In recent years, the Federal Reserve executed one of the most aggressive rate-hiking campaigns in history to curb inflation, which had reached multi-decade highs.
After maintaining elevated interest rates for over a year, the Fed initiated its rate-cutting cycle in late 2024, reducing rates by a total of 1% between September and December. Where do things stand now? The central bank continues to balance its dual mandate: (1) ensuring price stability through low and steady inflation and (2) maintaining full employment by fostering job growth and keeping unemployment low.
The charts below illustrate a shift in this balance as we move through early 2025.

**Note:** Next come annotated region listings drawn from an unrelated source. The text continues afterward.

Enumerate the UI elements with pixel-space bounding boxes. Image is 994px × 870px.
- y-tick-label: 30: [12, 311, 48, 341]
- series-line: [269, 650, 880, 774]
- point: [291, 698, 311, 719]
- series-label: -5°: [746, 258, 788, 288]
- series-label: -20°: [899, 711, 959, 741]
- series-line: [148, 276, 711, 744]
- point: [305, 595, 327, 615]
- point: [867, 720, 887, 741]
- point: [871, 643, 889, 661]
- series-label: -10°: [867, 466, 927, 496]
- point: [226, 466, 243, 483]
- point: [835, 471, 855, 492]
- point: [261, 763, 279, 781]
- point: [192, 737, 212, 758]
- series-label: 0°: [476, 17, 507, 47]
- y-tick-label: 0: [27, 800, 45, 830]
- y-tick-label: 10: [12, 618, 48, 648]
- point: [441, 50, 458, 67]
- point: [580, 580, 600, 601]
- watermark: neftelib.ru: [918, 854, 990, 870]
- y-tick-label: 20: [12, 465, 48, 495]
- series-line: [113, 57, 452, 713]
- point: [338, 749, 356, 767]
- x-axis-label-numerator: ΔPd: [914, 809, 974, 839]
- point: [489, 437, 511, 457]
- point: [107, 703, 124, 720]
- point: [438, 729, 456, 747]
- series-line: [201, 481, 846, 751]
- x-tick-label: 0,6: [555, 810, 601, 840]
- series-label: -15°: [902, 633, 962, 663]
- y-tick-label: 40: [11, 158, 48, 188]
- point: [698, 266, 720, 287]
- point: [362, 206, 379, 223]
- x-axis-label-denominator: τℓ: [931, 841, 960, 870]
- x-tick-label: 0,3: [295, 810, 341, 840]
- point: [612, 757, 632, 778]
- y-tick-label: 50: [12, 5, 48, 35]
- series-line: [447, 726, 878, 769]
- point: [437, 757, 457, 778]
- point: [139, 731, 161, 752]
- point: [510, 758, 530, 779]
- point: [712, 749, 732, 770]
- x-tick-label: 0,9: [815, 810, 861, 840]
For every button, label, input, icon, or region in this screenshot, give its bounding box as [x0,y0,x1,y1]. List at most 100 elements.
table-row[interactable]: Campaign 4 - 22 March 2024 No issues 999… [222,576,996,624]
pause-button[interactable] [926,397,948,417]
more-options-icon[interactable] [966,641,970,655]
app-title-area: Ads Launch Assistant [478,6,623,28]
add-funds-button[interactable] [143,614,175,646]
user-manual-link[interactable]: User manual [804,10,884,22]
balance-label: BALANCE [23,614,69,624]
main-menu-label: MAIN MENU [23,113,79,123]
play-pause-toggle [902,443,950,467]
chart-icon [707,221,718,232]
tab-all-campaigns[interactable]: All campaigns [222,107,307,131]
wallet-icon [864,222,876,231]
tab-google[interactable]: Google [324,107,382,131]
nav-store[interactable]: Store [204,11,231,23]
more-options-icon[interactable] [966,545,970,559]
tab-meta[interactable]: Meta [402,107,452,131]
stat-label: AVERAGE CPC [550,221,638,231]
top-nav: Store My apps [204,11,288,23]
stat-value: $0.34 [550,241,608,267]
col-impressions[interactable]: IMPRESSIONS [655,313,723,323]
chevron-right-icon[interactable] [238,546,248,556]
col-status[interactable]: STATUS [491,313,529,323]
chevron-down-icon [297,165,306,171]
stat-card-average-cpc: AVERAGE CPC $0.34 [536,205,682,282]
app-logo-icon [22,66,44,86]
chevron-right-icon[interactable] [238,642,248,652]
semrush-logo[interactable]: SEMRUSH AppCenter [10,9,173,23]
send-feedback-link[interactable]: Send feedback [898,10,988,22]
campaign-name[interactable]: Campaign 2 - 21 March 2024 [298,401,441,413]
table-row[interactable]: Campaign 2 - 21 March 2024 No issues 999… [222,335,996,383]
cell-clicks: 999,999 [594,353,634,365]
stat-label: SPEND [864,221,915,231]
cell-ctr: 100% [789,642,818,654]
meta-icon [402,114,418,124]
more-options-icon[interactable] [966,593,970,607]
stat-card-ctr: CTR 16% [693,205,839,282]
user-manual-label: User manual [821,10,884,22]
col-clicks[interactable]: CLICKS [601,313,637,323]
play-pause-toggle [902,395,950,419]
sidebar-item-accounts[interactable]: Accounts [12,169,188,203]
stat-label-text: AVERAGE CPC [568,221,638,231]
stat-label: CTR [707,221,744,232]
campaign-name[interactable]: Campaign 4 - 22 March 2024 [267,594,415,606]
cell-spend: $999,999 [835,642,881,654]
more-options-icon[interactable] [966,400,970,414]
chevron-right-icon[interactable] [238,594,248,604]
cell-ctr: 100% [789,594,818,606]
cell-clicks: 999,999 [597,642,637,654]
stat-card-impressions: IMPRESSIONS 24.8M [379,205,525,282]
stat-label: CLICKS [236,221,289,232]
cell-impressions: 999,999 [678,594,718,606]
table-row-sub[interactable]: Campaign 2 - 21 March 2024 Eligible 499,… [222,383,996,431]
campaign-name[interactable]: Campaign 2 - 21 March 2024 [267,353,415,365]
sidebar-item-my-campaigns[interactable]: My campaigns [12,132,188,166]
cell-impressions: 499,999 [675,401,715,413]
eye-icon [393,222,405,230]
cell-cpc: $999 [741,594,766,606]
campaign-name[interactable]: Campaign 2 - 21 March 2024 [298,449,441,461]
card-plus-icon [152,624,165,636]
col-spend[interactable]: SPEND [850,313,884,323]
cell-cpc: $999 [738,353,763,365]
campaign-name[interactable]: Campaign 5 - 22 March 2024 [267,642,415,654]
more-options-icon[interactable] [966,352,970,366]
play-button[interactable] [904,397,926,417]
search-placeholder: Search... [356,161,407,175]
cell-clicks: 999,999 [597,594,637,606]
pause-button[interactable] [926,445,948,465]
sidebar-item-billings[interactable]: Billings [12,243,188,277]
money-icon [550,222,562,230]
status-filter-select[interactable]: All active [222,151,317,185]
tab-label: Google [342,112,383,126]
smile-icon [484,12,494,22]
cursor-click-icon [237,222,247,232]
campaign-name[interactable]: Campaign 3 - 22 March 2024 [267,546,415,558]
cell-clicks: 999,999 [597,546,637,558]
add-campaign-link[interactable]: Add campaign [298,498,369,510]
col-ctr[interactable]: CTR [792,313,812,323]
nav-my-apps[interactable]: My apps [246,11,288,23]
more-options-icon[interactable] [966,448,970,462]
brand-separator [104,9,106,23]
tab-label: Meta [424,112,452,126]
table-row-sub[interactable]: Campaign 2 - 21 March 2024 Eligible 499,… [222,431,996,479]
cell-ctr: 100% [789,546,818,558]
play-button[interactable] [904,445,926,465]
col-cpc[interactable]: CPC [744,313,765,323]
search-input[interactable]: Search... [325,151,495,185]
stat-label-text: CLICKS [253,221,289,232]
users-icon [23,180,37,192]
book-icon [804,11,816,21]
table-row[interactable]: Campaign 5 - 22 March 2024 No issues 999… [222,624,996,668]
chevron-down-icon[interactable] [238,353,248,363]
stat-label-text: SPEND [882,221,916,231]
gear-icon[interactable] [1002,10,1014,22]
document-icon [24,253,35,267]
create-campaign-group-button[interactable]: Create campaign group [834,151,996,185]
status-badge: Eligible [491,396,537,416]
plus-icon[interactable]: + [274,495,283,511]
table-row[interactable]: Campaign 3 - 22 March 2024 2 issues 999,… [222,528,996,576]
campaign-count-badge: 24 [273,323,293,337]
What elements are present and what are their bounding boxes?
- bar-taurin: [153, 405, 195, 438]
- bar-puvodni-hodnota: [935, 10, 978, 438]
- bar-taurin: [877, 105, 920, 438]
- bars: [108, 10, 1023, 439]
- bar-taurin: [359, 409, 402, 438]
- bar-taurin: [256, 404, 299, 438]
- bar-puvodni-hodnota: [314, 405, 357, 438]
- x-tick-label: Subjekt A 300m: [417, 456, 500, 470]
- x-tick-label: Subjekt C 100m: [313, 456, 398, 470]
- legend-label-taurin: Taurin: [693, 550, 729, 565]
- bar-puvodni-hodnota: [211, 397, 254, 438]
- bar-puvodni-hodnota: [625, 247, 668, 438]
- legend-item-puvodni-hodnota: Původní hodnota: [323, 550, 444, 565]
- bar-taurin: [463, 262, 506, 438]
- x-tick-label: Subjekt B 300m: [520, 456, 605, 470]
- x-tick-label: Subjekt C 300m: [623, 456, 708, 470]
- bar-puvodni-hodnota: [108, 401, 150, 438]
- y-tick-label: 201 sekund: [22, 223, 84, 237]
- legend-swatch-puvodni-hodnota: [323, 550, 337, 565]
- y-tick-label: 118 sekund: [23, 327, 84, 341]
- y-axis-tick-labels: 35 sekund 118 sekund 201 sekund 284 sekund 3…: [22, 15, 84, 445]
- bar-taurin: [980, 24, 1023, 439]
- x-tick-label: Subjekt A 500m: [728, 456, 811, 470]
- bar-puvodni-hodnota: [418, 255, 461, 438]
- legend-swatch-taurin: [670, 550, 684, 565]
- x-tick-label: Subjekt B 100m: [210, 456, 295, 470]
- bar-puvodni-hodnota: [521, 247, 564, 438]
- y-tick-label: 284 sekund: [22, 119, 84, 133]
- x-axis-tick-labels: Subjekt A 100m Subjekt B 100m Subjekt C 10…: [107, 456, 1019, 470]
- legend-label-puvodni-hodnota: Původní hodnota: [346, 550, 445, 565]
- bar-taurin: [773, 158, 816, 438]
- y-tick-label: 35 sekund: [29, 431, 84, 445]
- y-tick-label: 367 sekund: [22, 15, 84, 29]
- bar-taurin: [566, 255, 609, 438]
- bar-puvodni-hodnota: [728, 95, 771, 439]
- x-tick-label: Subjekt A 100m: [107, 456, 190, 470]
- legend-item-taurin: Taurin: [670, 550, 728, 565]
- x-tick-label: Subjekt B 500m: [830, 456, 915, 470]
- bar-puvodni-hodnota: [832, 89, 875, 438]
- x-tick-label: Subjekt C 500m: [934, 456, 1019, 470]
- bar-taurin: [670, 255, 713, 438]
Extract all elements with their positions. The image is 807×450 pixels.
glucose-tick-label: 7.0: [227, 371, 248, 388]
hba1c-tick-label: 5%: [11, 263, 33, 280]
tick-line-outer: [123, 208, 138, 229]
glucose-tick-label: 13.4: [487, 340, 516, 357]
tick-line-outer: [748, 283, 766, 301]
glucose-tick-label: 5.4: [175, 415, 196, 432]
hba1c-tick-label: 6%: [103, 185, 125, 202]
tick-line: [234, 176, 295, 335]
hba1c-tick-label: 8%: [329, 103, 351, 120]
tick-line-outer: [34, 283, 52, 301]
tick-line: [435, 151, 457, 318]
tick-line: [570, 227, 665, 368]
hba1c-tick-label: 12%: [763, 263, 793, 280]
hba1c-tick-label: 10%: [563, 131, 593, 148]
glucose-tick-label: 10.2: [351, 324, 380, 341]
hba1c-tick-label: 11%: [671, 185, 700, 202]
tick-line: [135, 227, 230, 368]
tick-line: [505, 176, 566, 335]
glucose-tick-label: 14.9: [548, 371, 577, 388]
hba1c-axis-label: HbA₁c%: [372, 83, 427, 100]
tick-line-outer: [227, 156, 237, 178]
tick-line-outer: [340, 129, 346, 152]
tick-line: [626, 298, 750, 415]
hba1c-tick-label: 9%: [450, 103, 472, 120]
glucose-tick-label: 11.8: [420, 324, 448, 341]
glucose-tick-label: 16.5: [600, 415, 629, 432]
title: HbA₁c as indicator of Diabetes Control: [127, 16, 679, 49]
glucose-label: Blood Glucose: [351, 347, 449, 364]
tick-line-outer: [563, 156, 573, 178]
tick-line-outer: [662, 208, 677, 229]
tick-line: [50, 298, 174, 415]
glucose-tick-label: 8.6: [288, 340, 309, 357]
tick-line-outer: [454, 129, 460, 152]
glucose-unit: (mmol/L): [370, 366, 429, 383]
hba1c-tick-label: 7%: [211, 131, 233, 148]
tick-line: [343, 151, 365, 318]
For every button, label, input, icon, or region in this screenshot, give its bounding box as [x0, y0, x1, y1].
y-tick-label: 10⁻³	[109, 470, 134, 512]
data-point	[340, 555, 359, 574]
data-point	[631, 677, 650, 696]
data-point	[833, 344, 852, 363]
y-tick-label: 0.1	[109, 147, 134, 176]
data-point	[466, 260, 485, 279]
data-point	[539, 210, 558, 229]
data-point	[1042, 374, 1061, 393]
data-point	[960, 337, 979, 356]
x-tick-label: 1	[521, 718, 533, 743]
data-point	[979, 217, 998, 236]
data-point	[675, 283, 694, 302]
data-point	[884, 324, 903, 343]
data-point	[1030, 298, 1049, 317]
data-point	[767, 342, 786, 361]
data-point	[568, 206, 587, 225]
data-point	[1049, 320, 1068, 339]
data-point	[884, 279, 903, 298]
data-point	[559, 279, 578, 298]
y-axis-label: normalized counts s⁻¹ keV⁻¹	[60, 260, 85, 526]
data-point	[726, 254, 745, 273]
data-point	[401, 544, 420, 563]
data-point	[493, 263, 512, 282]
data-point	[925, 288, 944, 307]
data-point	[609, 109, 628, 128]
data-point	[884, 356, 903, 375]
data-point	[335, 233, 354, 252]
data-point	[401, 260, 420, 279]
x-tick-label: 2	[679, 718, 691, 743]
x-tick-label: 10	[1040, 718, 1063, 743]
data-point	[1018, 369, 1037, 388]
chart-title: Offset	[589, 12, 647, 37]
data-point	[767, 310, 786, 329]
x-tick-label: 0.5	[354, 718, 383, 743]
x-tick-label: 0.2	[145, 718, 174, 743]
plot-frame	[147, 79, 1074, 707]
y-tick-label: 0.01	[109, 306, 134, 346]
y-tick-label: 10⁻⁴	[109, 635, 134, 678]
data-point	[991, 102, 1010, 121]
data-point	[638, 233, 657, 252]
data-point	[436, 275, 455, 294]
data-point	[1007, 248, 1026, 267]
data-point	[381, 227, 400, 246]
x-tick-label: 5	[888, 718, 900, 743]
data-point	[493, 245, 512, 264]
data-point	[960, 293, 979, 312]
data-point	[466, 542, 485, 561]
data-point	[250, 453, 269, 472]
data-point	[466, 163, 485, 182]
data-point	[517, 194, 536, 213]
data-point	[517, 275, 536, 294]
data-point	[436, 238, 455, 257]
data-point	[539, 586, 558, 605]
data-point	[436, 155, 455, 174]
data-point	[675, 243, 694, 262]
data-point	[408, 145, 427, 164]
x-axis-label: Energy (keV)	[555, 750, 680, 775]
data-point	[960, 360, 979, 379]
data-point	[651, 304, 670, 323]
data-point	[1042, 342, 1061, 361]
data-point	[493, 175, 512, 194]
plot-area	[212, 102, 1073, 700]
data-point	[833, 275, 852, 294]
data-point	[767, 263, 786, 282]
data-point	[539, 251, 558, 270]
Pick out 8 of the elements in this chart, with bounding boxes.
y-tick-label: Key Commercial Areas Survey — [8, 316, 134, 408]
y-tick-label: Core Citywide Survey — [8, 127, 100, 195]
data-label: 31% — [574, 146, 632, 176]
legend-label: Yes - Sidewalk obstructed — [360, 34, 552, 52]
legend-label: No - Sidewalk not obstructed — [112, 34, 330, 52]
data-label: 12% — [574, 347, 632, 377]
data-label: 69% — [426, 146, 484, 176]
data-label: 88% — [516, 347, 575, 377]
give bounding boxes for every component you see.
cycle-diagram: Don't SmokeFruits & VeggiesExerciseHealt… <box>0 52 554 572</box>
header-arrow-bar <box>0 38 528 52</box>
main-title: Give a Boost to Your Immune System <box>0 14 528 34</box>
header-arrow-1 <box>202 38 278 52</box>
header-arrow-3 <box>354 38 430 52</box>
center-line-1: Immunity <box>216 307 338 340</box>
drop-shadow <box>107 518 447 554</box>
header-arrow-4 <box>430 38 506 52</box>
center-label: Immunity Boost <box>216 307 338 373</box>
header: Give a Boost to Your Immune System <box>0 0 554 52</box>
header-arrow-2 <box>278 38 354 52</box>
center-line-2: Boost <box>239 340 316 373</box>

Inflation Trends: The left chart tracks the year-over-year change in the Consumer Price Index (CPI), which measures price fluctuations for a broad range of goods and services. While inflation has declined significantly from its mid-2022 peak of around 9%, progress has stalled. In January 2025, CPI rose by 0.5% month-over-month, the sharpest increase since August 2023. This pushed the annual inflation rate up to 3.0% from 2.9% in December. With CPI hovering around 3% since late 2023, concerns are growing that inflation may remain above the Fed’s 2% target for an extended period.
Labor Market Strength: The right chart illustrates the U.S. unemployment rate, showing that the labor market remains robust by historical standards. In January, unemployment edged down 0.1% to 4.0%, its lowest level since May 2024. Job growth remained steady at 143,000 new jobs, signaling continued labor demand despite cooling from the post-pandemic hiring surge. Additionally, job revisions for November and December 2024 were positive, adding 100,000 more jobs than initially estimated. While the Fed cited rising unemployment as a key reason for rate cuts in 2024, recent data suggests the labor market is holding stronger than expected.
The latest CPI and unemployment reports highlight the complex economic landscape the Fed must navigate. The central bank began cutting rates in 2024 as its priority shifted from fighting inflation to supporting employment. However, with inflation progress stalling and the labor market remaining firm, many analysts now expect the Fed to pause its rate-cutting cycle until clearer economic signals emerge. Reflecting this shift, the Fed held interest rates steady at its January 2025 meeting after three consecutive cuts in late 2024. Fed Chair Jerome Powell has reinforced this cautious approach, stating, "We don’t need to be in a hurry" to adjust rates under current conditions. As a result, market expectations have shifted, with the next anticipated rate cut now projected for June 2025.